Wednesday, October 12, 2011

Baby needs new shoes! Wheel cleanup pt.1

I needed a break and still wanted to be productive, so I switched gears this afternoon and prep'd some EX250 wheels I've had on the rack for a while. I picked these up for a little race bike I was putting together but that project moved on to someone else to be finished up. 

The plan for these was a strip, smooth and refinish in a nice gold metallic with a red rim stripe and a good hard glossy clearcoat. I still like the idea since they are really quite nice to look at and deserve something better that black. Dunno what I'll do with them once they are done; hang'm on the wall? make lamp bases? Naw....think I'll make someone out there a REALLY good deal on wheels and discs that are lighter than should be fair and perfect for someone's smaller custom bike.

This will be a multi-parter so stay tuned for more, but in the meantime:
Here's your basic '08 EX250 aluminum motorcycle wheel. it's got a nice design but being a production piece, it's also got evidence of 'production', mainly some casting marks and such left behind. Note the rim lip: this was the first place I felt needed to be addressed. The edge was rough from the casting process and even with the thick coat of powdercoat on there you could really tell. I just took a fine file and skimmed the lip. Easy peasy.

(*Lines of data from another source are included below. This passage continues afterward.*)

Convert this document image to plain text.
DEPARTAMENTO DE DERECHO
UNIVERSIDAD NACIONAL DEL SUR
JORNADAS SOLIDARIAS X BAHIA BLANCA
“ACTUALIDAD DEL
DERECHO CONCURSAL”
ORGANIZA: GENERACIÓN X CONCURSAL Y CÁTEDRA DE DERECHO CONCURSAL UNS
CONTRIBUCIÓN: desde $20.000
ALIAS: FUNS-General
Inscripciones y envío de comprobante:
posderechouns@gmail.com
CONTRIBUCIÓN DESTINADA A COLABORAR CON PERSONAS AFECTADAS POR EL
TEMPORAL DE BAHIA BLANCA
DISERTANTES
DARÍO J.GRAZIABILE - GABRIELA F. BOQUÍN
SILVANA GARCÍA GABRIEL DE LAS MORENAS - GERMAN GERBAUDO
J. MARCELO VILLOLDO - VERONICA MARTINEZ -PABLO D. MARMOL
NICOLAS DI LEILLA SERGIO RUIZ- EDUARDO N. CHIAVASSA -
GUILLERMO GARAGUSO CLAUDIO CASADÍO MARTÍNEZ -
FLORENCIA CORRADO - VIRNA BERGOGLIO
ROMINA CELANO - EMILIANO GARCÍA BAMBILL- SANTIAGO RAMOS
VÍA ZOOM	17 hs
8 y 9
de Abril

These were really the only other areas I thought needed to be addressed. They are left behind after the blank wheel is pulled from the mold. For 98% of people out there it's no big deal. Bugs the shit outta me. And yeah, that hole in my fingernail hurt like fuck-all, did not occur during this work..
It really IS as simple as carefully filing them down and blending the edge of the spoke. It is and should be time consuming though, lots of work involved but nothing good is easy.

Here's what it looks like after blending. I'll be stripping this wheel down to bare and doing a final blend after too.
I did pretty good right up to the last step, then as per my usual got too into the work to remember to snap pics. You didn't miss much, after I was satisfied with the blend of the casting nubs I had the wheels beadblasted clean. Once they were back in my hands I gave'm a quick spritz with 50/50 phosphoric acid and distilled water. This etches the surface nicely and after a wipe down is as good as you get for painted aluminum. What you see above is the front after two basecoats of epoxy silver metallic. Once the rear is done to this point I'll spray them in gold. I'll have a pinstriper that i know come in a lay down a nice simple hand painted red pinstripe around the rim, then off for a nice durable glossy clear powdercoat. For those technical enough to worry; both the paints and the one-shot for the rim stripe are more than up to the powder curing temps needed.